Case Presentation: A 61-year-old woman with MEN1 (with associated hyperparathyroidism, parathyroid adenoma and pituitary microadenoma) and prior gastric carcinoid resection presented with 4 weeks of progressive exertional dyspnea, painful bilateral leg edema, and fatigue. She had not seen a doctor in 6 years, smoked cigarettes daily, and had not received routine cancer screening. Review of systems was otherwise negative. Vitals: 98.2°F, BP 153/84, HR 89. Labs: Hgb 4.2 g/dL, ferritin 8 ng/mL, vitamin B12 158 pg/mL, creatinine 0.64 mg/dL, calcium 11.1 g/dL, PTH 274 pg/mL. High sensitivity troponin was 18ng/L (normal: ≤14) and NT-Pro-BNP 1297 pg/mL (normal : ≤125 for age). Physical exam revealed a 3/6 systolic murmur, bibasilar rales, and 2+ bilateral edema. Venous duplex was negative for deep vein thrombosis. CT angiography was negative for pulmonary embolism but showed cardiomegaly with a small pericardial effusion. Transthoracic echocardiography showed LVEF 68% without valvular disease. She received 4 units of packed red blood cells with 20 mg IV furosemide after each unit, plus IV iron dextran (1 g) and IM vitamin B12 (1,000 µg). Esophagogastroduodenoscopy revealed innumerable fundic polyps; biopsies showed well-differentiated neuroendocrine tumors infiltrating the submucosa. Colonoscopy showed diverticulosis, internal hemorrhoids, and a 5-mm sessile serrated polyp. Hemoglobin improved to 7.5 g/dL with resolution of symptoms.
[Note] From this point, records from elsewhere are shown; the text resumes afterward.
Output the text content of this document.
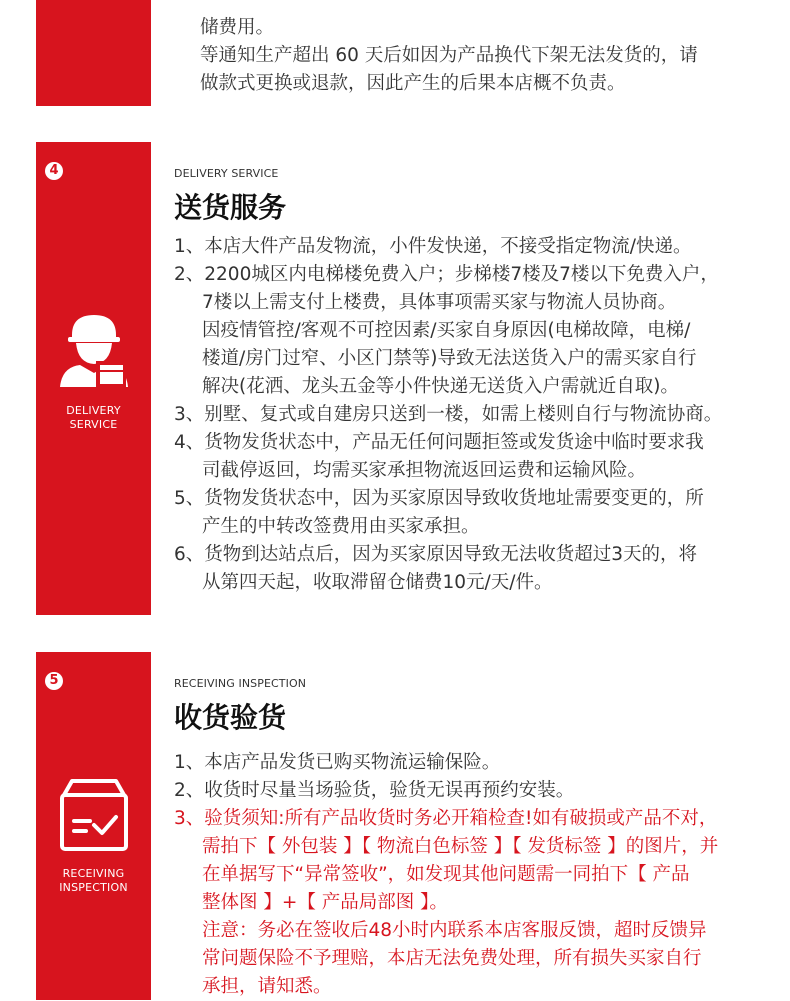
储费用。
等通知生产超出 60 天后如因为产品换代下架无法发货的，请
做款式更换或退款，因此产生的后果本店概不负责。
4
DELIVERY
SERVICE
DELIVERY SERVICE
送货服务
1、本店大件产品发物流，小件发快递，不接受指定物流/快递。
2、2200城区内电梯楼免费入户；步梯楼7楼及7楼以下免费入户，
7楼以上需支付上楼费，具体事项需买家与物流人员协商。
因疫情管控/客观不可控因素/买家自身原因(电梯故障，电梯/
楼道/房门过窄、小区门禁等)导致无法送货入户的需买家自行
解决(花洒、龙头五金等小件快递无送货入户需就近自取)。
3、别墅、复式或自建房只送到一楼，如需上楼则自行与物流协商。
4、货物发货状态中，产品无任何问题拒签或发货途中临时要求我
司截停返回，均需买家承担物流返回运费和运输风险。
5、货物发货状态中，因为买家原因导致收货地址需要变更的，所
产生的中转改签费用由买家承担。
6、货物到达站点后，因为买家原因导致无法收货超过3天的，将
从第四天起，收取滞留仓储费10元/天/件。
5
RECEIVING
INSPECTION
RECEIVING INSPECTION
收货验货
1、本店产品发货已购买物流运输保险。
2、收货时尽量当场验货，验货无误再预约安装。
3、验货须知:所有产品收货时务必开箱检查!如有破损或产品不对，
需拍下【 外包装 】【 物流白色标签 】【 发货标签 】的图片，并
在单据写下“异常签收”，如发现其他问题需一同拍下【 产品
整体图 】+【 产品局部图 】。
注意：务必在签收后48小时内联系本店客服反馈，超时反馈异
常问题保险不予理赔，本店无法免费处理，所有损失买家自行
承担，请知悉。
She was discharged on pantoprazole 40 mg twice daily and oral iron, with endocrinology follow-up.

Discussion: MEN1 classically involves parathyroid, pituitary, and pancreatic/duodenal neuroendocrine tumors; gastric involvement is less common. MEN1-associated hypergastrinemia (often from gastrinoma/Zollinger–Ellison syndrome) drives enterochromaffin-like cell hyperplasia and multifocal fundic/body type II gastric NETs. These mucosal/submucosal lesions can ooze chronically, producing iron-deficiency anemia and, when severe, high-output physiology. In this patient, profound iron deficiency with low B12 explained dyspnea and edema, while daily NSAIDs likely compounded bleeding risk. The differential for profound microcytic anemia in this context includes NSAID gastropathy, bleeding angiodysplasias, malignancy, and small-bowel sources, but innumerable fundic NETs in a patient with MEN1 provide a unifying explanation for occult blood loss. Initial management centers on stabilization and repletion (packed red cells, iron, B12) plus acid suppression. Long-term strategies include endoscopic resection of dominant lesions, consideration of somatostatin analogs for symptomatic or progressive disease, and tumor-directed therapies; in diffuse or refractory cases, antrectomy may be considered. MEN1 surveillance should be re-established with biochemical testing (gastrin, chromogranin A), periodic EGD, and appropriate imaging in coordination with endocrinology and a neuroendocrine specialist.

Conclusions: In MEN1, diffuse fundic gastric NETs can cause chronic occult gastrointestinal bleeding and life-threatening iron-deficiency anemia. Early endoscopic evaluation is essential when MEN1 patients present with anemia—especially in the presence of additional bleeding risks such as NSAIDs. Prompt resuscitation, deficiency repletion, acid suppression, and coordinated endocrine/gastroenterology follow-up can reverse symptoms and address the underlying neoplasia while restoring guideline-based MEN1 surveillance.